Business

Space sector hots up with SPAC and family office involvement

Cellular phone pioneer Craig McCaw has become the latest billionaire to join the space race through a $2.1 billion deal to merge Holicity, his blank-cheque Spac, with Astra, a rocket launching company.

The deal is likely to stoke more interest in space deals by family offices who have become key backers to the sector.  According to Space Capital,  the private sector invested $25.6 billion in space during 2020, pushing the total to $178 billion over ten years. 

Other space billionaires are led by Elon Musk, Jeff Bezos, Sir Richard Branson and Sunil Bharti Mittal, who is backed by the UK Government.  

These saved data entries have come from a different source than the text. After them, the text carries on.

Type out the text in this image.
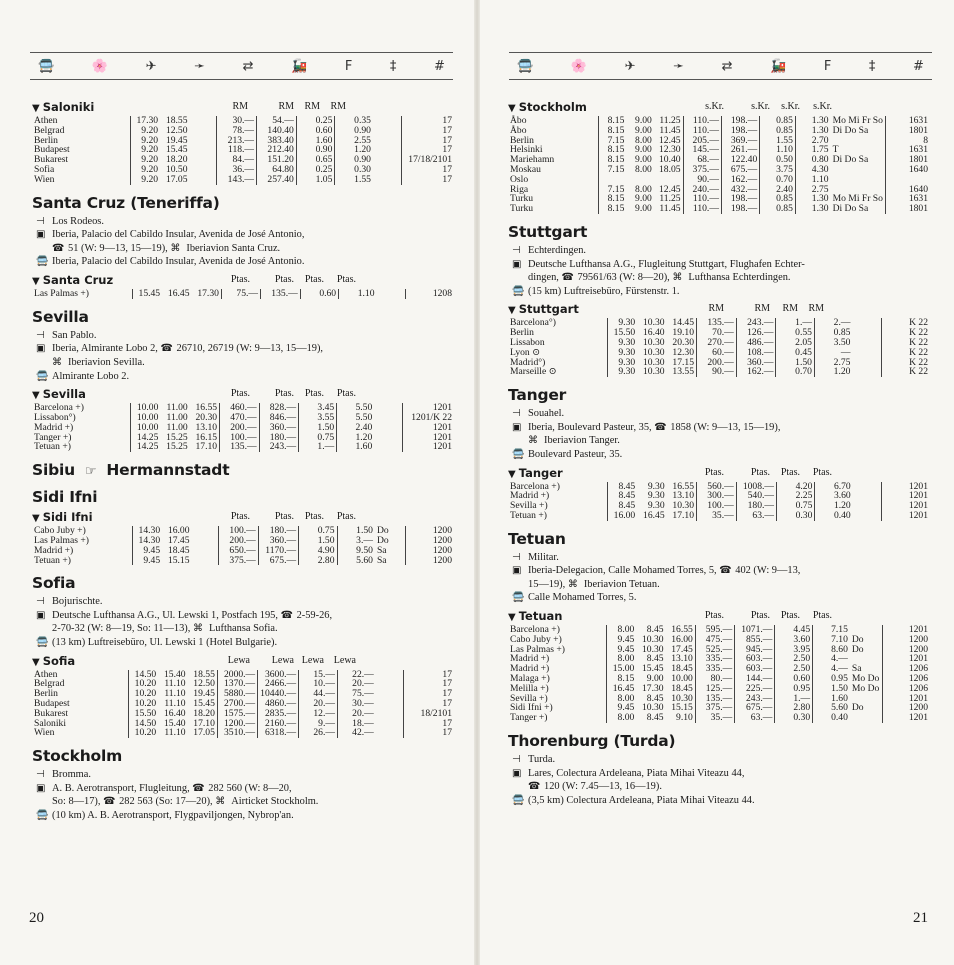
🚍	🌸	✈	➛	⇄	🚂	F	‡	#
▼ Saloniki	RM	RM	RM	RM
Athen	17.30	18.55		30.—	54.—	0.25	0.35		17
Belgrad	9.20	12.50		78.—	140.40	0.60	0.90		17
Berlin	9.20	19.45		213.—	383.40	1.60	2.55		17
Budapest	9.20	15.45		118.—	212.40	0.90	1.20		17
Bukarest	9.20	18.20		84.—	151.20	0.65	0.90		17/18/2101
Sofia	9.20	10.50		36.—	64.80	0.25	0.30		17
Wien	9.20	17.05		143.—	257.40	1.05	1.55		17
Santa Cruz (Teneriffa)
⊣ Los Rodeos.
▣ Iberia, Palacio del Cabildo Insular, Avenida de José Antonio,
☎ 51 (W: 9—13, 15—19), ⌘ Iberiavion Santa Cruz.
🚍 Iberia, Palacio del Cabildo Insular, Avenida de José Antonio.
▼ Santa Cruz	Ptas.	Ptas.	Ptas.	Ptas.
Las Palmas +)	15.45	16.45	17.30	75.—	135.—	0.60	1.10		1208
Sevilla
⊣ San Pablo.
▣ Iberia, Almirante Lobo 2, ☎ 26710, 26719 (W: 9—13, 15—19),
⌘ Iberiavion Sevilla.
🚍 Almirante Lobo 2.
▼ Sevilla	Ptas.	Ptas.	Ptas.	Ptas.
Barcelona +)	10.00	11.00	16.55	460.—	828.—	3.45	5.50		1201
Lissabon°)	10.00	11.00	20.30	470.—	846.—	3.55	5.50		1201/K 22
Madrid +)	10.00	11.00	13.10	200.—	360.—	1.50	2.40		1201
Tanger +)	14.25	15.25	16.15	100.—	180.—	0.75	1.20		1201
Tetuan +)	14.25	15.25	17.10	135.—	243.—	1.—	1.60		1201
Sibiu ☞ Hermannstadt
Sidi Ifni
▼ Sidi Ifni	Ptas.	Ptas.	Ptas.	Ptas.
Cabo Juby +)	14.30	16.00		100.—	180.—	0.75	1.50	Do	1200
Las Palmas +)	14.30	17.45		200.—	360.—	1.50	3.—	Do	1200
Madrid +)	9.45	18.45		650.—	1170.—	4.90	9.50	Sa	1200
Tetuan +)	9.45	15.15		375.—	675.—	2.80	5.60	Sa	1200
Sofia
⊣ Bojurischte.
▣ Deutsche Lufthansa A.G., Ul. Lewski 1, Postfach 195, ☎ 2-59-26,
2-70-32 (W: 8—19, So: 11—13), ⌘ Lufthansa Sofia.
🚍 (13 km) Luftreisebüro, Ul. Lewski 1 (Hotel Bulgarie).
▼ Sofia	Lewa	Lewa Lewa Lewa
Athen	14.50	15.40	18.55	2000.—	3600.—	15.—	22.—		17
Belgrad	10.20	11.10	12.50	1370.—	2466.—	10.—	20.—		17
Berlin	10.20	11.10	19.45	5880.—	10440.—	44.—	75.—		17
Budapest	10.20	11.10	15.45	2700.—	4860.—	20.—	30.—		17
Bukarest	15.50	16.40	18.20	1575.—	2835.—	12.—	20.—		18/2101
Saloniki	14.50	15.40	17.10	1200.—	2160.—	9.—	18.—		17
Wien	10.20	11.10	17.05	3510.—	6318.—	26.—	42.—		17
Stockholm
⊣ Bromma.
▣ A. B. Aerotransport, Flugleitung, ☎ 282 560 (W: 8—20,
So: 8—17), ☎ 282 563 (So: 17—20), ⌘ Airticket Stockholm.
🚍 (10 km) A. B. Aerotransport, Flygpaviljongen, Nybrop'an.
20
🚍	🌸	✈	➛	⇄	🚂	F	‡	#
▼ Stockholm	s.Kr.	s.Kr.	s.Kr.	s.Kr.
Åbo	8.15	9.00	11.25	110.—	198.—	0.85	1.30	Mo Mi Fr So	1631
Åbo	8.15	9.00	11.45	110.—	198.—	0.85	1.30	Di Do Sa	1801
Berlin	7.15	8.00	12.45	205.—	369.—	1.55	2.70		8
Helsinki	8.15	9.00	12.30	145.—	261.—	1.10	1.75	T	1631
Mariehamn	8.15	9.00	10.40	68.—	122.40	0.50	0.80	Di Do Sa	1801
Moskau	7.15	8.00	18.05	375.—	675.—	3.75	4.30		1640
Oslo				90.—	162.—	0.70	1.10		
Riga	7.15	8.00	12.45	240.—	432.—	2.40	2.75		1640
Turku	8.15	9.00	11.25	110.—	198.—	0.85	1.30	Mo Mi Fr So	1631
Turku	8.15	9.00	11.45	110.—	198.—	0.85	1.30	Di Do Sa	1801
Stuttgart
⊣ Echterdingen.
▣ Deutsche Lufthansa A.G., Flugleitung Stuttgart, Flughafen Echter-
dingen, ☎ 79561/63 (W: 8—20), ⌘ Lufthansa Echterdingen.
🚍 (15 km) Luftreisebüro, Fürstenstr. 1.
▼ Stuttgart	RM	RM	RM	RM
Barcelona°)	9.30	10.30	14.45	135.—	243.—	1.—	2.—		K 22
Berlin	15.50	16.40	19.10	70.—	126.—	0.55	0.85		K 22
Lissabon	9.30	10.30	20.30	270.—	486.—	2.05	3.50		K 22
Lyon ⊙	9.30	10.30	12.30	60.—	108.—	0.45	—		K 22
Madrid°)	9.30	10.30	17.15	200.—	360.—	1.50	2.75		K 22
Marseille ⊙	9.30	10.30	13.55	90.—	162.—	0.70	1.20		K 22
Tanger
⊣ Souahel.
▣ Iberia, Boulevard Pasteur, 35, ☎ 1858 (W: 9—13, 15—19),
⌘ Iberiavion Tanger.
🚍 Boulevard Pasteur, 35.
▼ Tanger	Ptas.	Ptas.	Ptas.	Ptas.
Barcelona +)	8.45	9.30	16.55	560.—	1008.—	4.20	6.70		1201
Madrid +)	8.45	9.30	13.10	300.—	540.—	2.25	3.60		1201
Sevilla +)	8.45	9.30	10.30	100.—	180.—	0.75	1.20		1201
Tetuan +)	16.00	16.45	17.10	35.—	63.—	0.30	0.40		1201
Tetuan
⊣ Militar.
▣ Iberia-Delegacion, Calle Mohamed Torres, 5, ☎ 402 (W: 9—13,
15—19), ⌘ Iberiavion Tetuan.
🚍 Calle Mohamed Torres, 5.
▼ Tetuan	Ptas.	Ptas.	Ptas.	Ptas.
Barcelona +)	8.00	8.45	16.55	595.—	1071.—	4.45	7.15		1201
Cabo Juby +)	9.45	10.30	16.00	475.—	855.—	3.60	7.10	Do	1200
Las Palmas +)	9.45	10.30	17.45	525.—	945.—	3.95	8.60	Do	1200
Madrid +)	8.00	8.45	13.10	335.—	603.—	2.50	4.—		1201
Madrid +)	15.00	15.45	18.45	335.—	603.—	2.50	4.—	Sa	1206
Malaga +)	8.15	9.00	10.00	80.—	144.—	0.60	0.95	Mo Do	1206
Melilla +)	16.45	17.30	18.45	125.—	225.—	0.95	1.50	Mo Do	1206
Sevilla +)	8.00	8.45	10.30	135.—	243.—	1.—	1.60		1201
Sidi Ifni +)	9.45	10.30	15.15	375.—	675.—	2.80	5.60	Do	1200
Tanger +)	8.00	8.45	9.10	35.—	63.—	0.30	0.40		1201
Thorenburg (Turda)
⊣ Turda.
▣ Lares, Colectura Ardeleana, Piata Mihai Viteazu 44,
☎ 120 (W: 7.45—13, 16—19).
🚍 (3,5 km) Colectura Ardeleana, Piata Mihai Viteazu 44.
21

Relativity Space recently raised $500 million via a fundraiser led by Tiger Global Management to progress its plans to commercialise 3D printing in space. Other backers include Spencer Ragoff, founder of Zillow, Mark Cuban and Republic Labs, which syndicates opportunities to family offices. 

Jeff Bezos is investing $1 billion a year in his space venture, Blue Origin. He has stepped down as Amazon CEO to devote more time to it. 

Ed Freedman plans to join the space party through a merger of a Spac, backed by his Stable Road Capital family office with space cargo specialist Momentus. 

But Momentus has been obliged to accept the resignation of its Russian chief executive Mikhail Kokorich to satisfy US security concerns. Chief revenue officer Dawn Harms is interim CEO.

A common link between Musk, Bezos and Mittal involves their launching low-orbiting satellites to transmit data. The Chinese government is extremely active in this area. 

The idea has also interested Craig McGaw who started out in a family cable TV business and went on to develop McCaw Cellular, which he sold to AT&T for $12.6 billion. 

He launched Teledesic in 1990 with Boeing and Bill Gates, then Microsoft chairman, which tried, but failed, to develop low-cost satellites for internet services. Microsoft is now working with Elon Musk to develop satellite-based internet services. 

Bill Gates, McCaw’s long-standing business partner, is a shareholder in Holicity.  BlackRock has confirmed it is backing the deal.

Randy Russell, another McCaw partner, is a former big shot telecom investment banker at Bank of America. He also worked at Pendrell Corporation, an owner of intellectual copyrights.

McCaw agreed to the Astra deal following a successful December launch for Astra’s Rocket 3.2 in December, even though it narrowly missed its orbiting objectives. Astra CEO Chris Kemp will stay in position and Craig McCaw will join the board. 

Astra has currently booked $150 million in launch revenue, although this is smaller than the $2 billion logged by Elon Musk’s SpaceX last year. 

Holicity’s shares have risen 57% since news of the deal broke. Cathie Wood’s Ark Invest has further boosted the sector by filing to launch an ETF to invest in listed space stocks.